Derrières les stands, des militants

Trois mois de préparation. Les stands de la fête, ça ne s’improvise pas !

Ils étaient trois. Trois psy­chiatres venus au stand pour boire un coup. « Nous avons pas­sé une heure à débattre de psy­chia­trie, de mar­xisme, de poli­tique, du monde… c’était pas­sion­nant .» Guillaume Fou­bert est l’un des ani­ma­teurs du stand que tiennent les com­mu­nistes gre­no­blois à la fête du Tra­vailleur alpin.

Là comme ailleurs, les débats sont riches. Et c’est peut-être ce qui fait l’âme de la fête : un fes­ti­val de musique qui compte dans le dépar­te­ment, et aus­si une fête popu­laire, une fête du débat…

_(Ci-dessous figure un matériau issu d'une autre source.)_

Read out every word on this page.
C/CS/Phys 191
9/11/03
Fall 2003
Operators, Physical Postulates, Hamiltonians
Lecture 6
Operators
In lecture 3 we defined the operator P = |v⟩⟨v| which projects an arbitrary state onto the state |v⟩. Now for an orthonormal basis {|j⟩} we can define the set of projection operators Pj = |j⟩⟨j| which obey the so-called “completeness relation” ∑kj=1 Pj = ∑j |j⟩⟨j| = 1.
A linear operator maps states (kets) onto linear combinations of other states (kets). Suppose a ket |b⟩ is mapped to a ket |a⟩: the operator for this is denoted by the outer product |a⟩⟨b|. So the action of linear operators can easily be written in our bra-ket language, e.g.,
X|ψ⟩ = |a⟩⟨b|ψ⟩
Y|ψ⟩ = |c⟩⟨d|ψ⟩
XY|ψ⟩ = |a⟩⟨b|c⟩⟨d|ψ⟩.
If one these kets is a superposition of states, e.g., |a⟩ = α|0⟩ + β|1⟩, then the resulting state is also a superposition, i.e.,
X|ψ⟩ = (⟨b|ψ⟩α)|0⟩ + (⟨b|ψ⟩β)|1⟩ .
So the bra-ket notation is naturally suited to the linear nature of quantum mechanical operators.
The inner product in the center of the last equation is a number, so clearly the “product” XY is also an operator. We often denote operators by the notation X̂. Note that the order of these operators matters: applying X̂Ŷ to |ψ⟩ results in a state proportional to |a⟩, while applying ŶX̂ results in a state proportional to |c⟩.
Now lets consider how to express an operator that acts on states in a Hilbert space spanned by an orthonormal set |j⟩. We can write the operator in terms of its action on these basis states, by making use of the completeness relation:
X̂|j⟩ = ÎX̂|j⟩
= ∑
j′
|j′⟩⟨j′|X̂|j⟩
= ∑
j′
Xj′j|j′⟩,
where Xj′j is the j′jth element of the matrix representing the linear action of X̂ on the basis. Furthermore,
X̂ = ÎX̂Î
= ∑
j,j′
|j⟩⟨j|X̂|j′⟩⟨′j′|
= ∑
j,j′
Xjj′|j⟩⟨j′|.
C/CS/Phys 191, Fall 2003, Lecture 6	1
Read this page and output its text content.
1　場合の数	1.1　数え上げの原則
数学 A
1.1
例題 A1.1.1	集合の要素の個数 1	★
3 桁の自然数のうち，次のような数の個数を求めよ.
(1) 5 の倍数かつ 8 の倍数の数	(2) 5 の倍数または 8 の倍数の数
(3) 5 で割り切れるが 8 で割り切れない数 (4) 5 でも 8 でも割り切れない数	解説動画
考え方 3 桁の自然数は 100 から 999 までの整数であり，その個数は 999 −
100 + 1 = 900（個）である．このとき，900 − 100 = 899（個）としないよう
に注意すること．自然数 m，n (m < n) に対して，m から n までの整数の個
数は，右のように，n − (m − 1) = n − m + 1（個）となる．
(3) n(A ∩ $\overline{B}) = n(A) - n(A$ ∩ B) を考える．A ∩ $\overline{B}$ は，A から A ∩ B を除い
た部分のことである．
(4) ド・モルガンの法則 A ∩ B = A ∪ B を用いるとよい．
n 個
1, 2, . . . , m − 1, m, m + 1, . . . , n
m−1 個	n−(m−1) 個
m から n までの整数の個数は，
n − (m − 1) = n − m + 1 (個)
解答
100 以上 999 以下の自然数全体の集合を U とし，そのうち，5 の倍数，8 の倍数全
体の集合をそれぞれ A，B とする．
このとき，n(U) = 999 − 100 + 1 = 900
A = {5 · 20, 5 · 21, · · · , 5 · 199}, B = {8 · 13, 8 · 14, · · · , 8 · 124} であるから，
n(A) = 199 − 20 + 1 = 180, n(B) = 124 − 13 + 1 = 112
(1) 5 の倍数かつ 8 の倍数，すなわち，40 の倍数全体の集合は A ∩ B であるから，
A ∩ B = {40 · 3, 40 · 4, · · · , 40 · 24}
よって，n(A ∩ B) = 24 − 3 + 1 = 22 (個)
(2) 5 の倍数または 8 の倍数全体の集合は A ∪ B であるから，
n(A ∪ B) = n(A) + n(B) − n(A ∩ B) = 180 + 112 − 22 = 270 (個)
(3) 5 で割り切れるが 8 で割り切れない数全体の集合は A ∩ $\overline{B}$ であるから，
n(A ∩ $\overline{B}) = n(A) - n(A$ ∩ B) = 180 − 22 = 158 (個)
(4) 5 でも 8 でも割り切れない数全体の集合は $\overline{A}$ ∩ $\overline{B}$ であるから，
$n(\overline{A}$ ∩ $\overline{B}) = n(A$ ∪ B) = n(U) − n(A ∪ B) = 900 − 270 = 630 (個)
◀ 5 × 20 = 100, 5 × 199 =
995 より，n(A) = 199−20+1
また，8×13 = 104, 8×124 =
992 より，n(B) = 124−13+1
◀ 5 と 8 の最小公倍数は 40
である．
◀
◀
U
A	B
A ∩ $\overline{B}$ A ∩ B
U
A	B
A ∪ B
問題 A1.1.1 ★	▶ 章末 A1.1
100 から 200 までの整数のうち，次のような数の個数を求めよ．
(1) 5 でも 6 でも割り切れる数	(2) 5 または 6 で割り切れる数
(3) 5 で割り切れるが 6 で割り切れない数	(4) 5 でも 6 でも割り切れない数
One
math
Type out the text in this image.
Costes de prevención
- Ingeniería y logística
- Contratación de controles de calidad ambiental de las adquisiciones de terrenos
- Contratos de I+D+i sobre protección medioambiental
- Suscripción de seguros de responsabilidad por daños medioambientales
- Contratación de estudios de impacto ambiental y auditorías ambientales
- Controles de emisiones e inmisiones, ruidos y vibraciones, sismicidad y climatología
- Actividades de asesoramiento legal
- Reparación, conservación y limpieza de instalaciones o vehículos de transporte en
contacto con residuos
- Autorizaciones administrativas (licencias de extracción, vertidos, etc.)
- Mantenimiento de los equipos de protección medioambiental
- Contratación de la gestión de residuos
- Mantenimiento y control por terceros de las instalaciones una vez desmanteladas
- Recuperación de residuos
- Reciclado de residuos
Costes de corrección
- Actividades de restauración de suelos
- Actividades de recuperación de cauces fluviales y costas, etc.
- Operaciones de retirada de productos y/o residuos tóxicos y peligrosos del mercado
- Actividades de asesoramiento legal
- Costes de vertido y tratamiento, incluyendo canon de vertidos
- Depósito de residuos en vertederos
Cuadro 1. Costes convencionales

Ce stand, comme les autres, néces­site l’implication de mili­tants, une qua­ran­taine pour le mon­ter, le tenir… et le démon­ter avec l’ensemble de la fête. Sans comp­ter bien sûr la dif­fu­sion de la vignette d’entrée assu­rée par tous.

Convivialité et politique

Les choses ont évo­lué depuis que la ville de Fon­taine refuse le parc de la Poya. Moins de super­fi­cie, il a fal­lu mutua­li­ser. « La sec­tion de Gre­noble s’est asso­ciée avec celles du Gré­si­vau­dan, d’Est agglo et de Saint-Egrève, explique Guillaume. Ce qui, para­doxa­le­ment, a per­mis l’engagement de davan­tage de mili­tants.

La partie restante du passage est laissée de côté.